I do wonder about the sustainability of a tax system that continues to produce such intuitively perverse outcomes.

6 comments

  1. At a recent tax conference a speaker put forward the notion that the UK would stimultae business by abolishing Corporation Tax altogether. His logic was that this would save big corporations devoting time and money in dreaming up creative tax avoidance schemes, instead they would pay more in wages and other local costs which would net the UK additional PAYE, NI and VAT which would more than compensate for the loss of CT – especially at the rates that Amazon, eBay etc are currently paying. Discuss!

    1. This is a common argument, but I’m sceptical about it because a) it’s not like there aren’t plenty of examples of schemes designed to avoid PAYE, NI and VAT, b) it wouldn’t help developing countries, which in many cases have a smaller share of sales and wage costs than they do of profits under the current system, and c) I like the conceptual argument that because companies are legal people with certain rights and privileges, they should pay taxes in return.

  2. Ah, but this is not my contention:

    “Well, almost. It seems a stretch to say that governments ‘desired’”

    My contention is that the EU desired such. Not, note, governments. Gets a touch complicated but two points about corporation tax.

    1) We know it’s a bad tax. Deadweight costs are higher than other forms of taxation.

    2) Companies don’t pay it of course. Incidence is on shareholders and or workers. Smaller and more open the economy, the more it is on workers.

    Given those two points, and given that the structures around EU taxation across borders etc, freedom of establishment, Single Market and all the rest were really set up by the neoliberals around Fritz Bolkestein then I don’t think it’s too much of a stretch to suggest that the EU set them up this way deliberately. By having corporation tax which was easy to dodge this keeps the pressure on corp tax rates downwards. Which is a very good thing because it’s a bad tax (see deadweight etc above).

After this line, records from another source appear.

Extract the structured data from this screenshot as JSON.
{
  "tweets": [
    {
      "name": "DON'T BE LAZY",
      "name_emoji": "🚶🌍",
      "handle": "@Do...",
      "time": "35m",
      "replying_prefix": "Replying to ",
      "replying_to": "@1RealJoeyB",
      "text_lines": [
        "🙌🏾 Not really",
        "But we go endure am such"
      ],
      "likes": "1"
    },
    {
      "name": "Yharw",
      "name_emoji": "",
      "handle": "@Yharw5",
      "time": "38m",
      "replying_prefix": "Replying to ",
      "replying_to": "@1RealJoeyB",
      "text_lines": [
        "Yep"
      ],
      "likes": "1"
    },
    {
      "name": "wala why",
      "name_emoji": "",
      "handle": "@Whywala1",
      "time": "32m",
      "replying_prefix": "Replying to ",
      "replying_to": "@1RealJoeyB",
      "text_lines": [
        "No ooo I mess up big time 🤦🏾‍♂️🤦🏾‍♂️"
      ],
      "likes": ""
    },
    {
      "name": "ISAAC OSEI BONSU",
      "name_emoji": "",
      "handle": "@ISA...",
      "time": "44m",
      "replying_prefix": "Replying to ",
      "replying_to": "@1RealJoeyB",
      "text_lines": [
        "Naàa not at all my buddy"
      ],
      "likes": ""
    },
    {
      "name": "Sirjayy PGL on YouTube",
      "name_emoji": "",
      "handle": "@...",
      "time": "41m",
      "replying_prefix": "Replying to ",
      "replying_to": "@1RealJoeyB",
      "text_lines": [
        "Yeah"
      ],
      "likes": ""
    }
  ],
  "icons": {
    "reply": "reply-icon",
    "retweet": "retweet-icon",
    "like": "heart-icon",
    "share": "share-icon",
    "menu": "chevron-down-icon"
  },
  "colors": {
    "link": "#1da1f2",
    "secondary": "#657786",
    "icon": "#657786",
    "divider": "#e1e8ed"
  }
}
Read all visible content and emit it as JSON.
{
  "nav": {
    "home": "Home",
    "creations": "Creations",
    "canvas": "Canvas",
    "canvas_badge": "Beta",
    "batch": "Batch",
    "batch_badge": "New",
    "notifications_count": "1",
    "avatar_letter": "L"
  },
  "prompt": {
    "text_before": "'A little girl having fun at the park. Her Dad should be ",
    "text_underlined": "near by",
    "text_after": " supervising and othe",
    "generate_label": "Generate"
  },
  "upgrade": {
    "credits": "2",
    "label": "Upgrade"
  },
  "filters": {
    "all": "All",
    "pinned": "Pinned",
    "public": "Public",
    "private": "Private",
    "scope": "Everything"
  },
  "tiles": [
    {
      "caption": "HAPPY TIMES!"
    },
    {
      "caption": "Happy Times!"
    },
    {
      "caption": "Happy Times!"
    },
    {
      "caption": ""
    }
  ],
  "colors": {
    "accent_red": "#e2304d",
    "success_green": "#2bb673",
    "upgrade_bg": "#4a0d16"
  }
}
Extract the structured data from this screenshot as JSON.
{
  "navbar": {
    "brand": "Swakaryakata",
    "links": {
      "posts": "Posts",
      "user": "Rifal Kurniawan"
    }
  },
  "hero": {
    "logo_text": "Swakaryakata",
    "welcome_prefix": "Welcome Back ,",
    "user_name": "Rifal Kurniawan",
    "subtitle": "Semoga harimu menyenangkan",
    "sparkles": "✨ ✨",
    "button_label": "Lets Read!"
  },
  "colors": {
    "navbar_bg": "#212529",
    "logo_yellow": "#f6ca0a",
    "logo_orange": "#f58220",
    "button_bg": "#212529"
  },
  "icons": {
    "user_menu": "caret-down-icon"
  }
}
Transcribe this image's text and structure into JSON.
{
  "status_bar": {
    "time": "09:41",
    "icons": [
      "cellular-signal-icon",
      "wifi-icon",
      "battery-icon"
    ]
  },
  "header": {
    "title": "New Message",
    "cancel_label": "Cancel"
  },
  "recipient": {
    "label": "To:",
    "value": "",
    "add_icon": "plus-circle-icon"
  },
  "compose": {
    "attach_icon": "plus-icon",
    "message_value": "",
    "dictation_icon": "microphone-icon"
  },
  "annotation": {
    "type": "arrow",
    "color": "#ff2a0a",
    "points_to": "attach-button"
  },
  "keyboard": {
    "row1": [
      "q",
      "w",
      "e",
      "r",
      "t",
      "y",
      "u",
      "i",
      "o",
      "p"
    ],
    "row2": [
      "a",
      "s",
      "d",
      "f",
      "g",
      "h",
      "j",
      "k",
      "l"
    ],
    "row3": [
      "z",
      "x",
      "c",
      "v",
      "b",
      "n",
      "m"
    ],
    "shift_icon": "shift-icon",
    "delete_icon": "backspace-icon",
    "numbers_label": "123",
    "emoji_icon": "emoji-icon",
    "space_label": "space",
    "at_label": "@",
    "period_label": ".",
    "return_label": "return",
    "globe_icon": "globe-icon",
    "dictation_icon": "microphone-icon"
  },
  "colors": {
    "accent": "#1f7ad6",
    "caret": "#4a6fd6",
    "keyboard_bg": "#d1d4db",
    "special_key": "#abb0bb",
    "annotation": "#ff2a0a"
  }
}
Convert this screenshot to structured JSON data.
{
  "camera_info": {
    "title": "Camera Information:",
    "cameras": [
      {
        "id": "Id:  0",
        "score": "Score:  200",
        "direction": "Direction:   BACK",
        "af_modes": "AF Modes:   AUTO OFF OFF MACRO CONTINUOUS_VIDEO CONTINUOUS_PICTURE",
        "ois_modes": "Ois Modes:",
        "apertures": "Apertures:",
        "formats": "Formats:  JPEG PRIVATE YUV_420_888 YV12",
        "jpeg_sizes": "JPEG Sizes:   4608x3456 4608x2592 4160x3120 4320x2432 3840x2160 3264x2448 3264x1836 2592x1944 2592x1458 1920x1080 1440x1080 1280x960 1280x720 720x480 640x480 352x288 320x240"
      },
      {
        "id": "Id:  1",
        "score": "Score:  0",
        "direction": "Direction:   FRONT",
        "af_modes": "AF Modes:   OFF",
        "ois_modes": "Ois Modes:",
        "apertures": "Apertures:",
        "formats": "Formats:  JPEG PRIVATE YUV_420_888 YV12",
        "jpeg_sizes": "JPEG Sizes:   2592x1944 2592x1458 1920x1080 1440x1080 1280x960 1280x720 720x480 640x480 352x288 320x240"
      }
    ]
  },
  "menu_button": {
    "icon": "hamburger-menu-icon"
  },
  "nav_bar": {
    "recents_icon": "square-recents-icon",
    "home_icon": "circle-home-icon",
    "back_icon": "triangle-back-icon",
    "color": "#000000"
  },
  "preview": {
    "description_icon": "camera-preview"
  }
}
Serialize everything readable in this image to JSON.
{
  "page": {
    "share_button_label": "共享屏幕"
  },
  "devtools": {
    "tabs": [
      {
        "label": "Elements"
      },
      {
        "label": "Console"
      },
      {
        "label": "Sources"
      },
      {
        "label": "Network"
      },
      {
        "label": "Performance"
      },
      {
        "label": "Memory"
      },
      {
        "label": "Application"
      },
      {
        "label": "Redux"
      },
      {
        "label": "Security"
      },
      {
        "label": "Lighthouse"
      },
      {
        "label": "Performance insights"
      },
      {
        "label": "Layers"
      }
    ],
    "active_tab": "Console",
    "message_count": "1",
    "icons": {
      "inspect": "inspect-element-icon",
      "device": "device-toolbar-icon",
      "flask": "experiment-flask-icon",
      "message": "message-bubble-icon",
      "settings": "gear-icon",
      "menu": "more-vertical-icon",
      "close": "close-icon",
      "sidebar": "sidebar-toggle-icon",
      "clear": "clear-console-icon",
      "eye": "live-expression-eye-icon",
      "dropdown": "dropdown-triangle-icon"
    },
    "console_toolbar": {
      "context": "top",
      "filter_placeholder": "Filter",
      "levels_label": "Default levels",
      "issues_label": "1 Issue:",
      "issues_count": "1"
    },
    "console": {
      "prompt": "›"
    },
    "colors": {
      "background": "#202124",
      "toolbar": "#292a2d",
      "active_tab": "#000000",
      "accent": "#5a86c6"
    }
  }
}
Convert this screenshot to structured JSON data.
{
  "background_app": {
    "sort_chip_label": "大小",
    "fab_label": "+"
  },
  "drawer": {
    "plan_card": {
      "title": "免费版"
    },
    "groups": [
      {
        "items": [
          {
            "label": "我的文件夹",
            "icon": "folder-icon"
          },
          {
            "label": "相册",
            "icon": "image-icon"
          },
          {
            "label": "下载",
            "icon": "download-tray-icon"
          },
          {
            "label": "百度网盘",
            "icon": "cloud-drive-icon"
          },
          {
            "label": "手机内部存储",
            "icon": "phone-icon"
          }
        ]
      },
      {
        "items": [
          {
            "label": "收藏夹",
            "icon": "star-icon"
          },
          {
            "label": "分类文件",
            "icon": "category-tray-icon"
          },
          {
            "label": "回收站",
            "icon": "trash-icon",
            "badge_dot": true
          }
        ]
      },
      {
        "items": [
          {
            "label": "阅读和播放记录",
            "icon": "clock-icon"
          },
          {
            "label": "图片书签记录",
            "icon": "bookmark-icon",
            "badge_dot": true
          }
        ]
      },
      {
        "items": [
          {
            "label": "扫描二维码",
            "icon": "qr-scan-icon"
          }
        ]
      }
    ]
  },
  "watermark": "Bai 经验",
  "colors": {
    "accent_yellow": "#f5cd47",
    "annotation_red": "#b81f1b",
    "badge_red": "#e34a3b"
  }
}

    Now, if that is true (and I agree, a certain speculative aspect to the argument) then these companies are doing exactly as the framers of the laws intended. This is tax compliance.

    1. Hi Tim,

      Thanks for coming over to my place. You’re right that I was quoting you a little out of context. My blog isn’t really about the EU stuff, because as I noted, you don’t need the single market to make this particular tax structure work.

      But I would love to see some evidence to support your theory, which presumably requires that all EU member states signed up to a reform that was specifically designed to make it harder for them to enforce their own taxes. If true, it would be fascinating.

      As for whether corporate tax is good or bad, I look forward to going round in circles on that one another time.

      Best,
      Martin

  3. But I would love to see some evidence to support your theory,

    Me too. At the moment it’s a contention of mine with no actual, you know, evidence. Except that our tax laws are actually structured to enable this very practice which I take to be evidence of something at least.

    “which presumably requires that all EU member states signed up to a reform that was specifically designed to make it harder for them to enforce their own taxes. If true, it would be fascinating.”

    If they grasped the point at the time. My view on the intellectual power of politicians is not all that complimentary to politicians to be sure. Somewhere between scum and pond life usually.